One morning last week Sam Morotola, the president of the local antiapartheid students' congress, was awakened by gunshots outside his small home in Atteridgeville, a black township near Pretoria. Seconds later, a marauder hurled a hand grenade at his house, blowing a hole in one wall. Morotola, who had been sleeping in a room in another part of the house, escaped harm, but his 18-year-old cousin was injured in the blast.

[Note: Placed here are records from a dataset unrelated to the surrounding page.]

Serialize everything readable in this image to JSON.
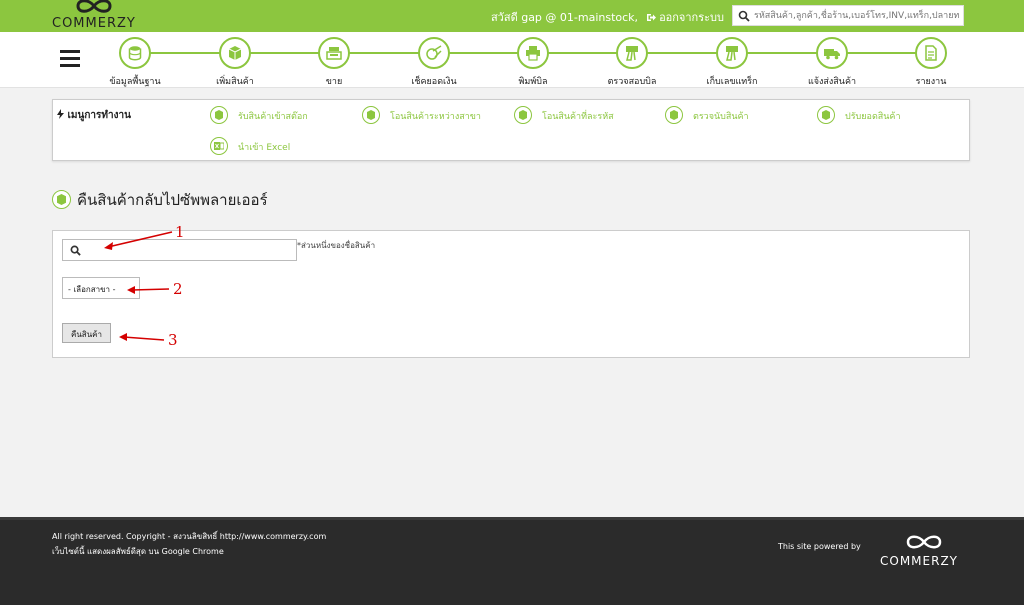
{
  "header": {
    "logo_text": "COMMERZY",
    "greeting": "สวัสดี gap @ 01-mainstock,",
    "logout": "ออกจากระบบ",
    "search_placeholder": "รหัสสินค้า,ลูกค้า,ชื่อร้าน,เบอร์โทร,INV,แทร็ก,ปลายทาง"
  },
  "nav": {
    "items": [
      {
        "label": "ข้อมูลพื้นฐาน",
        "icon": "database-icon"
      },
      {
        "label": "เพิ่มสินค้า",
        "icon": "box-icon"
      },
      {
        "label": "ขาย",
        "icon": "cash-register-icon"
      },
      {
        "label": "เช็คยอดเงิน",
        "icon": "check-money-icon"
      },
      {
        "label": "พิมพ์บิล",
        "icon": "printer-icon"
      },
      {
        "label": "ตรวจสอบบิล",
        "icon": "scan-bill-icon"
      },
      {
        "label": "เก็บเลขแทร็ก",
        "icon": "scan-track-icon"
      },
      {
        "label": "แจ้งส่งสินค้า",
        "icon": "truck-icon"
      },
      {
        "label": "รายงาน",
        "icon": "report-icon"
      }
    ]
  },
  "work_menu": {
    "title": "เมนูการทำงาน",
    "items": [
      {
        "label": "รับสินค้าเข้าสต๊อก"
      },
      {
        "label": "โอนสินค้าระหว่างสาขา"
      },
      {
        "label": "โอนสินค้าที่ละรหัส"
      },
      {
        "label": "ตรวจนับสินค้า"
      },
      {
        "label": "ปรับยอดสินค้า"
      },
      {
        "label": "นำเข้า Excel"
      }
    ]
  },
  "page": {
    "title": "คืนสินค้ากลับไปซัพพลายเออร์"
  },
  "form": {
    "search_value": "",
    "hint": "*ส่วนหนึ่งของชื่อสินค้า",
    "branch_selected": "- เลือกสาขา -",
    "return_button": "คืนสินค้า"
  },
  "annotations": {
    "n1": "1",
    "n2": "2",
    "n3": "3",
    "color": "#d40000"
  },
  "footer": {
    "line1": "All right reserved. Copyright - สงวนลิขสิทธิ์ http://www.commerzy.com",
    "line2": "เว็บไซต์นี้ แสดงผลสัพธ์ดีสุด บน Google Chrome",
    "powered": "This site powered by",
    "logo_text": "COMMERZY"
  },
  "colors": {
    "accent": "#8cc63f",
    "footer_bg": "#2b2b2b"
  }
}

In Leandra, a township about 60 miles east of Johannesburg, vigilantes last January burned down the house of Chief Ampie Mayisa, a local antigovernment leader, and then hacked him to death with axes when he tried to flee. Two days later, one of Mayisa's attackers told a local reporter that they had killed him because he was "responsible for some of the youths' deaths in the township . . . for some of us missing our (school) examinations." At the beginning of this month, vigilantes in Winterveld bombed the houses of four activists who had organized a protest meeting in that tiny town near Pretoria in the independent homeland of Bophuthatswana. In the Pretoria area alone, 56 antiapartheid activists have been the targets of attacks during the past ten months. Says Nicholas Haysom, a lecturer at the University of the Witwatersrand and author of a new book on the growing phenomenon: "Vigilante activity has been directed at the destruction of opposition institutions and policies."

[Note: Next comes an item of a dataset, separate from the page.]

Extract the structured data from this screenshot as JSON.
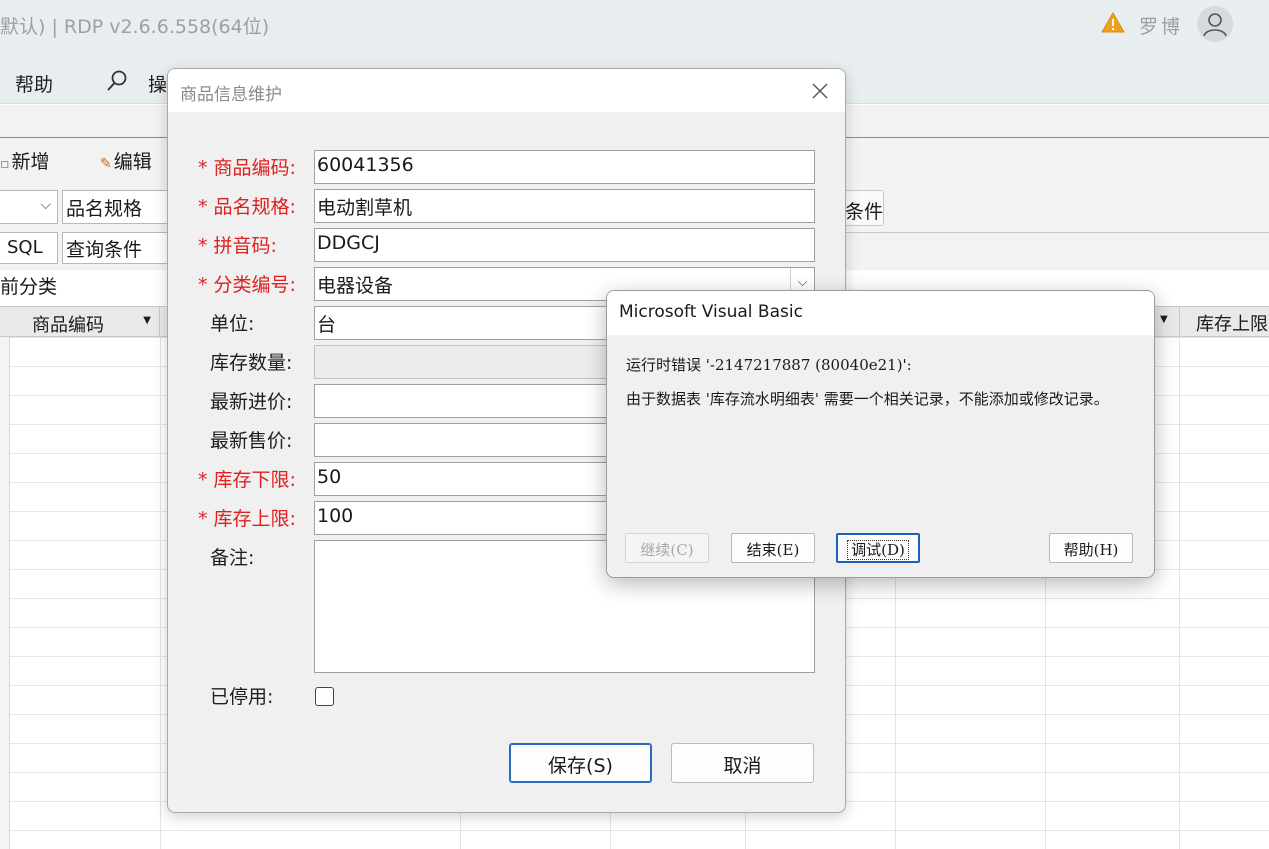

Some of the vigilantes are reportedly off-duty black policemen, and many blacks suspect that these groups are working with government security forces. The critics say that police, who regularly clash with leftist protesters, seldom appear when right-wing vigilantes are on the prowl and are slow to investigate charges against the groups. "There are right-wing elements of our community ready to be used by the authorities to blunt the edge of liberation forces," says Murphy Morobe, chief spokesman for the United Democratic Front, the national umbrella organization for more than 600 antiapartheid groups. "These vigilantes are no different from the death squads of Latin America."
The police deny any direct involvement with the vigilantes. "The South African police are in principle against the formation of vigilante groups," says a police spokesman. But, he adds, "we have no problem with any group prepared to help the police within the confines of the law." Conservative black, colored and Indian businessmen and politicians, who have borne the brunt of the rage expressed by the young people leading the protest activities in the townships, insist that they need the vigilantes because the police fail to provide adequate protection. The possibility thus exists that while the government conveniently looks the other way, continued clashes between the groups could grow into something resembling a black-against-black civil war.